Take a look at these pictures. These are human beings. These are two people who were found dead, possibly following suicide. The pictures were commissioned by police in an attempt to identify them. They remain unknown. All deaths outside hospitals are investigated by police to a certain degree. The main thrust of any investigation is to identify the person, and inform their next of kin. There are currently around 700 people on police databases who have never been identified. That's seven hundred. Seven hundred people who have never been missed, who have not had friends or family report their loss to police, who have never had a landlord or employer wonder what has happened to them. It is desperately sad that there are people in this country who are driven to suicide, and that the first person that cares is an anonymous police officer charged with tracing their lives. Here is the true story of one who was identified. Too late.

Donald grew up in Manchester. He lived in a nice stable home, with a close knit family. He did well at school, and secured a place at university, the first in his family. Unknown to anyone, Donald had developed a drink problem. Rather than face the embarrassment of confessing to his family and friends, Donald disappeared. Donald's family reported him to police, however in those days police did not take reports of missing adults. The family made all the enquiries they could to find him without success. Donald's sister ended up marrying his best friend. They stayed living in the family house in case Donald came home. Twenty-five years later, they received a visitor.

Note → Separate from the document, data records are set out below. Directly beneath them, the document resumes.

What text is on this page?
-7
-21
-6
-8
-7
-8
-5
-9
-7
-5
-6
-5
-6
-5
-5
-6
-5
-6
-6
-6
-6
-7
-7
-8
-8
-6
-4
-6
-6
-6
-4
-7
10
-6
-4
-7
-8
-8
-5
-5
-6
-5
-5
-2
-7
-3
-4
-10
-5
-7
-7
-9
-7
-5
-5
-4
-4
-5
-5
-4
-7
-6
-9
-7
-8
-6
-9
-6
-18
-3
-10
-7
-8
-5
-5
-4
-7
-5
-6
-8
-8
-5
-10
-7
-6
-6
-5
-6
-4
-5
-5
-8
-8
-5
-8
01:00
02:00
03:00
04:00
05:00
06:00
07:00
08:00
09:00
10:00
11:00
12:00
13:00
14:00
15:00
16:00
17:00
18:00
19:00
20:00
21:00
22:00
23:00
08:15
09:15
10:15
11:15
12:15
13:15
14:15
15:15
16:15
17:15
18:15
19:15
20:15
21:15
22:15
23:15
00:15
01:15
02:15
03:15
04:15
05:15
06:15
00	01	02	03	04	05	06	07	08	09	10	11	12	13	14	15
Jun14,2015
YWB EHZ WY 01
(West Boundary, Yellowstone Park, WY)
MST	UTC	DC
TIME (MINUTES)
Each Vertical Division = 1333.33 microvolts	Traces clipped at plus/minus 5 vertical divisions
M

Tara grew up in London. She was the apple of her father's eye. A model student, Tara excelled at school, and finally attended a good university. Her father noticed something though. Through her late teens, Tara began to act oddly. It soon became apparent that she was going through the first stages of mental illness. University saw her final descent, with drug taking and alcohol abuse speeding her journey. She dropped out, and returned to London.

Tara was supported by her father. She became a regular user of mental health services, and was detained for treatment under the Mental Health Act at one point. Upon release, Tara engaged less and less with support agencies. Her drug taking became worse, and she turned to prostitution to feed her habit, roaming the streets of London, defying all attempts by nurses and her family to make her well again.

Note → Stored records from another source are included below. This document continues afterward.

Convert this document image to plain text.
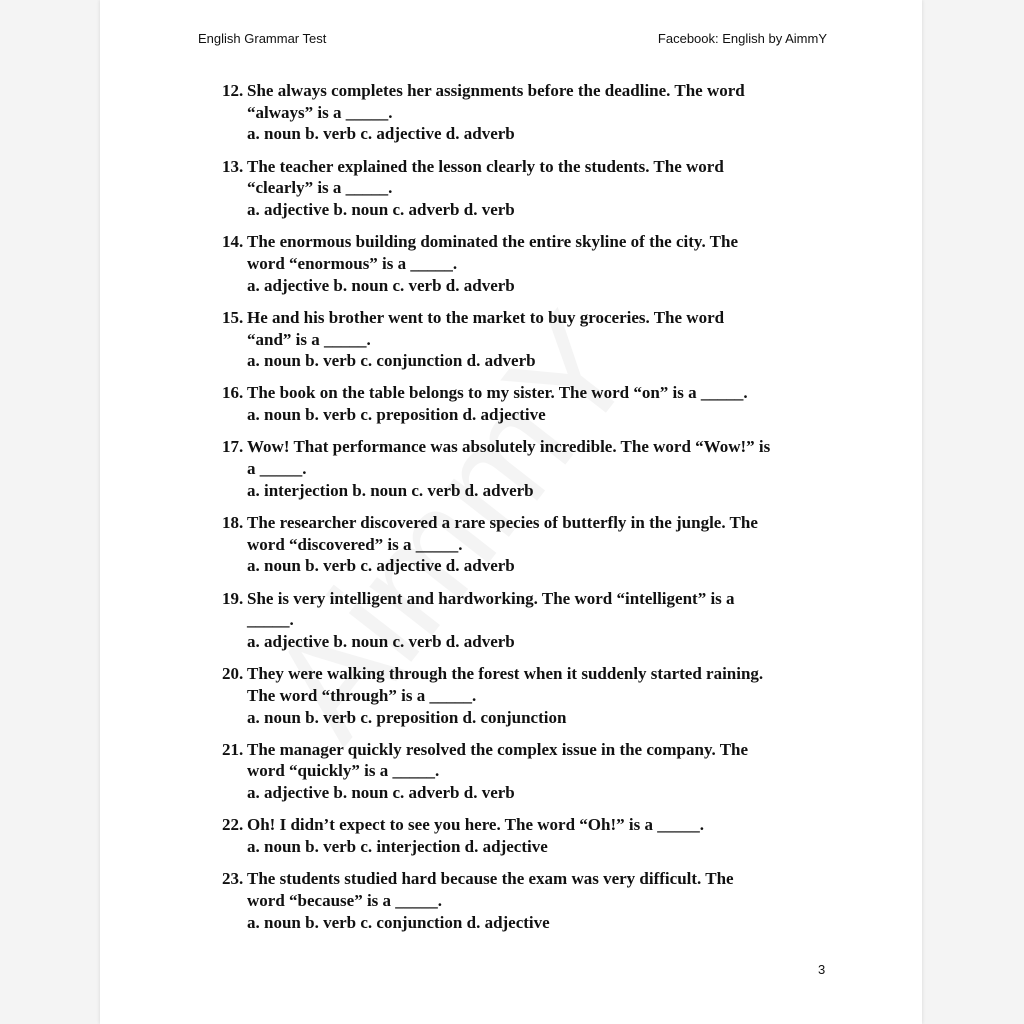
English Grammar Test	Facebook: English by AimmY
12. She always completes her assignments before the deadline. The word
“always” is a _____.
a. noun b. verb c. adjective d. adverb
13. The teacher explained the lesson clearly to the students. The word
“clearly” is a _____.
a. adjective b. noun c. adverb d. verb
14. The enormous building dominated the entire skyline of the city. The
word “enormous” is a _____.
a. adjective b. noun c. verb d. adverb
15. He and his brother went to the market to buy groceries. The word
“and” is a _____.
a. noun b. verb c. conjunction d. adverb
16. The book on the table belongs to my sister. The word “on” is a _____.
a. noun b. verb c. preposition d. adjective
17. Wow! That performance was absolutely incredible. The word “Wow!” is
a _____.
a. interjection b. noun c. verb d. adverb
18. The researcher discovered a rare species of butterfly in the jungle. The
word “discovered” is a _____.
a. noun b. verb c. adjective d. adverb
19. She is very intelligent and hardworking. The word “intelligent” is a
_____.
a. adjective b. noun c. verb d. adverb
20. They were walking through the forest when it suddenly started raining.
The word “through” is a _____.
a. noun b. verb c. preposition d. conjunction
21. The manager quickly resolved the complex issue in the company. The
word “quickly” is a _____.
a. adjective b. noun c. adverb d. verb
22. Oh! I didn’t expect to see you here. The word “Oh!” is a _____.
a. noun b. verb c. interjection d. adjective
23. The students studied hard because the exam was very difficult. The
word “because” is a _____.
a. noun b. verb c. conjunction d. adjective
3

Tara met an older man. He was nice, and they used to drink together in his bedsit. He didn't abuse her, and she used to visit him often. They would sometimes row, but there was no violence, and the arguing usually descended into a drinking binge. Tara and Donald were a couple. One night Tara went to Donald's flat. She was shown on CCTV entering the block, then coming out an hour later. She tried to sell Donald's phone to a local shop. She then went into a phonebox and dialled 999. She told the operator Donald had been murdered. Donald was found in his flat stabbed to death.

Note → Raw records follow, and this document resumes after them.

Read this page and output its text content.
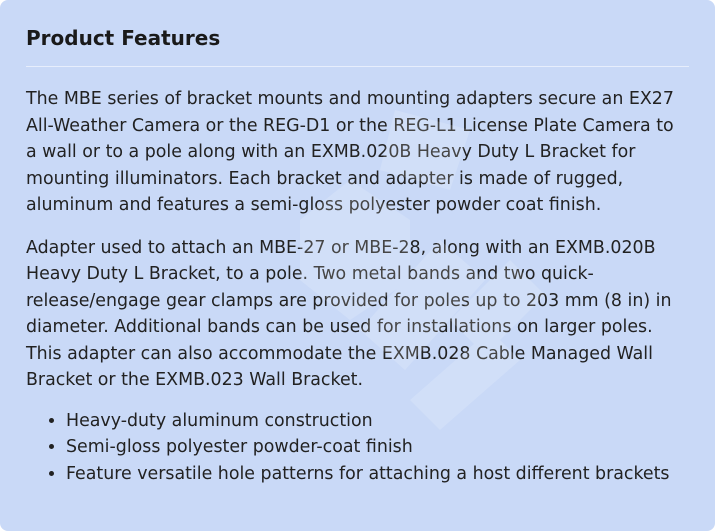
Product Features

The MBE series of bracket mounts and mounting adapters secure an EX27 All-Weather Camera or the REG-D1 or the REG-L1 License Plate Camera to a wall or to a pole along with an EXMB.020B Heavy Duty L Bracket for mounting illuminators. Each bracket and adapter is made of rugged, aluminum and features a semi-gloss polyester powder coat finish.

Adapter used to attach an MBE-27 or MBE-28, along with an EXMB.020B Heavy Duty L Bracket, to a pole. Two metal bands and two quick-release/engage gear clamps are provided for poles up to 203 mm (8 in) in diameter. Additional bands can be used for installations on larger poles. This adapter can also accommodate the EXMB.028 Cable Managed Wall Bracket or the EXMB.023 Wall Bracket.

• Heavy-duty aluminum construction
• Semi-gloss polyester powder-coat finish
• Feature versatile hole patterns for attaching a host different brackets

Tara was arrested for murder. Her father came to the police station to see her, and act as her 'Appropriate Adult' due to her mental health issues. I remember the tears in his eyes as he was escorted out later the next day.

Donald's family were traced, and a police officer went to see his sister. Twenty-five years after Donald had disappeared he was found.

Tara was charged with murder, however was found unfit to plead. She was detained without limit of time under the Mental Health Act. Donald's family attended the hearing, and watched as Tara was led away.